La prensa inglesa, con ‘The Mirror’ y ‘Daily Mail’ a la cabeza, apunta que la cúpula del club ha dado a Amorim un ultimátum de tres partidos para revertir la situación. El calendario le ofrece una oportunidad, con duelos ante Chelsea, Brentford y Sunderland. Sin embargo, si no consigue resultados positivos, su continuidad parece sentenciada.
El problema es que despedir al entrenador supondría un golpe enorme para las arcas del club. El contrato firmado por Amorim establece una cláusula de indemnización que asciende a 12 millones de libras, lo que equivale a unos 13,8 millones de euros. Esta situación genera un dilema: mantener a un técnico cuestionado o asumir un gasto millonario que condicionaría futuros movimientos en el mercado de fichajes.

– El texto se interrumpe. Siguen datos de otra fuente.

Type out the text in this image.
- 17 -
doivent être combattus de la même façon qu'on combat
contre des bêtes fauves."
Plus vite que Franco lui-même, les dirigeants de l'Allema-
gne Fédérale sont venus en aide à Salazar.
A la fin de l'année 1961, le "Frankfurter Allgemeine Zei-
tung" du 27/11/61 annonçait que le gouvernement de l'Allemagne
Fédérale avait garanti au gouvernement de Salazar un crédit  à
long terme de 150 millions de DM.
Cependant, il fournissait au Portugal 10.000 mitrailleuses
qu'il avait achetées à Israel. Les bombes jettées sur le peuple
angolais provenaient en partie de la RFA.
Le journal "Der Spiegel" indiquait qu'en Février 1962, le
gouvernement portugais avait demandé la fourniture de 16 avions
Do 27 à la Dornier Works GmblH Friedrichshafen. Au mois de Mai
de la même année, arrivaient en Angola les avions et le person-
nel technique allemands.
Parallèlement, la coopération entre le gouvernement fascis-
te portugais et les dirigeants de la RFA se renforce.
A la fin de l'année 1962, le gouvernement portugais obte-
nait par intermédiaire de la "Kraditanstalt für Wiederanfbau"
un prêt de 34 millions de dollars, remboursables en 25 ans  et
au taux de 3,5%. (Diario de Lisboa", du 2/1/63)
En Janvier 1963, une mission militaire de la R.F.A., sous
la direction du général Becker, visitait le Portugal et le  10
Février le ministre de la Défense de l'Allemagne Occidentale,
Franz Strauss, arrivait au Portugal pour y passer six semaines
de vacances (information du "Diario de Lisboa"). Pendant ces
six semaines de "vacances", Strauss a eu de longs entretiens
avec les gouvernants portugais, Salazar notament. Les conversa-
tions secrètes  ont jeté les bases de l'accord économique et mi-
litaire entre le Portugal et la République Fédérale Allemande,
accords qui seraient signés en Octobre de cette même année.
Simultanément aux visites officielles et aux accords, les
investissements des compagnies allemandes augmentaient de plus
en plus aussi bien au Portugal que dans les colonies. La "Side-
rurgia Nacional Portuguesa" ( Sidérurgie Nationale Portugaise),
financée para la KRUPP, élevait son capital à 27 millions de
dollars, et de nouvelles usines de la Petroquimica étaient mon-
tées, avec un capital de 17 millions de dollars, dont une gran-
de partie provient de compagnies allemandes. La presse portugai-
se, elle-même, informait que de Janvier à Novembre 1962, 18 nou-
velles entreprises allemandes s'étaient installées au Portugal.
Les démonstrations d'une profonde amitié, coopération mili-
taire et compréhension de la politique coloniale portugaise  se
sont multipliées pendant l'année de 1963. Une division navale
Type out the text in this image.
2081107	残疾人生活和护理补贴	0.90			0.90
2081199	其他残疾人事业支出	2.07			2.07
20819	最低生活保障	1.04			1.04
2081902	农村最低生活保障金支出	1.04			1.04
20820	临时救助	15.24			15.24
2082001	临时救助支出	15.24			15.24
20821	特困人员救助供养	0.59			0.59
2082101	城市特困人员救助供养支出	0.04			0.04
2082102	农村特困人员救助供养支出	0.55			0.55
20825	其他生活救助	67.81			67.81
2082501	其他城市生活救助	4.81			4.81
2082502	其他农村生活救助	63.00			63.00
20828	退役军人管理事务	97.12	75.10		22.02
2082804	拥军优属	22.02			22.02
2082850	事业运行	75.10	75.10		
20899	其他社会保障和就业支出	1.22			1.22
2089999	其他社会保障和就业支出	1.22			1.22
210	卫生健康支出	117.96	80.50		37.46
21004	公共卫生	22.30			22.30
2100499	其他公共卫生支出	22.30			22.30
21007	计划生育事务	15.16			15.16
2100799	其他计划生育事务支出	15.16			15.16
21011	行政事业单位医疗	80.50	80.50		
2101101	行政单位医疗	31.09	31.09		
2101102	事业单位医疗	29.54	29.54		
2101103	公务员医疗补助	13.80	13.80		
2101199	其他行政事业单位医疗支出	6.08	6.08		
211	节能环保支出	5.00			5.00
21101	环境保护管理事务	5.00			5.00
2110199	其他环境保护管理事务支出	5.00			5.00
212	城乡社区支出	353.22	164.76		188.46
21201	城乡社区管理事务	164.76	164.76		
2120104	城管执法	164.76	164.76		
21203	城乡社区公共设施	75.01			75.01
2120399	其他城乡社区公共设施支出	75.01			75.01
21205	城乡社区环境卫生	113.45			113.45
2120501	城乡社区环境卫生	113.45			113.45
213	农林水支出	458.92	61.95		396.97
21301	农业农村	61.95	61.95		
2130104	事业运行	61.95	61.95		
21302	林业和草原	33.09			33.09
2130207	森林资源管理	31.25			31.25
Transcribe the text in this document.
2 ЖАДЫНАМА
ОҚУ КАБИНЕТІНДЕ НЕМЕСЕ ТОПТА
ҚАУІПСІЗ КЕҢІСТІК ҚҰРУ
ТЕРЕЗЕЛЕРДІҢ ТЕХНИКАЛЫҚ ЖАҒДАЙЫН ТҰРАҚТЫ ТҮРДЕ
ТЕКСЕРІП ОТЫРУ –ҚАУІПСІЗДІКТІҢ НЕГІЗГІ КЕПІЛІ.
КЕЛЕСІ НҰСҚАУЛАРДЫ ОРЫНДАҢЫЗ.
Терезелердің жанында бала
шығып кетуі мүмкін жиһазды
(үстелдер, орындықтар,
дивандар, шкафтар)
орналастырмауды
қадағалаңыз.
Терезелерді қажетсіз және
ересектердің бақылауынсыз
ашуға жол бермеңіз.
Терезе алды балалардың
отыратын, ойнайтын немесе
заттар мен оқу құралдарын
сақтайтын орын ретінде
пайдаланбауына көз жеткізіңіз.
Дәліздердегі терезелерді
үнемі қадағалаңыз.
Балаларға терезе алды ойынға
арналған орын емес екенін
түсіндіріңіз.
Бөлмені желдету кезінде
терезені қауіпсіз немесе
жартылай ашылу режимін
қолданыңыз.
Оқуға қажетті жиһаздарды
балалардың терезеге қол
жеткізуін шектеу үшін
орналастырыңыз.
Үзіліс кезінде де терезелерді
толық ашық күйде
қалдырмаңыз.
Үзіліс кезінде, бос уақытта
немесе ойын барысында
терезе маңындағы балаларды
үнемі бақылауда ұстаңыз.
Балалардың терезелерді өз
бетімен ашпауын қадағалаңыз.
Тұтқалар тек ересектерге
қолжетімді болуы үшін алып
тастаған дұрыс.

Mientras tanto, la directiva ya maneja una lista de posibles sustitutos. En ella aparecen hasta cinco nombres: Oliver Glasner, actual técnico del Crystal Palace; Andoni Iraola, quien ha sorprendido con el Bournemouth; Marco Silva, estratega del Fulham; Mauricio Pochettino, hoy seleccionador de Estados Unidos; y Gareth Southgate, libre desde su salida de Inglaterra. Cada candidato ofrece un perfil diferente, aunque todos comparten experiencia en el fútbol inglés o a nivel internacional.
La presión es máxima y el ambiente en Old Trafford se vuelve cada vez más tenso. Amorim se mantiene fiel a su estilo, asegurando que solo cambiará cuando él lo considere necesario, pero sus declaraciones tras la derrota en el Etihad Stadium no convencieron a una afición que pide resultados inmediatos.
El United se encuentra en una encrucijada. Por un lado, necesita una reacción urgente para no perder definitivamente la temporada. Por otro, despedir a su entrenador actual implicaría un desembolso cercano a los 14 millones de euros, un precio demasiado alto incluso para un club con el poder económico de los Red Devils. El futuro de Amorim depende de tres partidos que ya se perciben como auténticas finales en Old Trafford.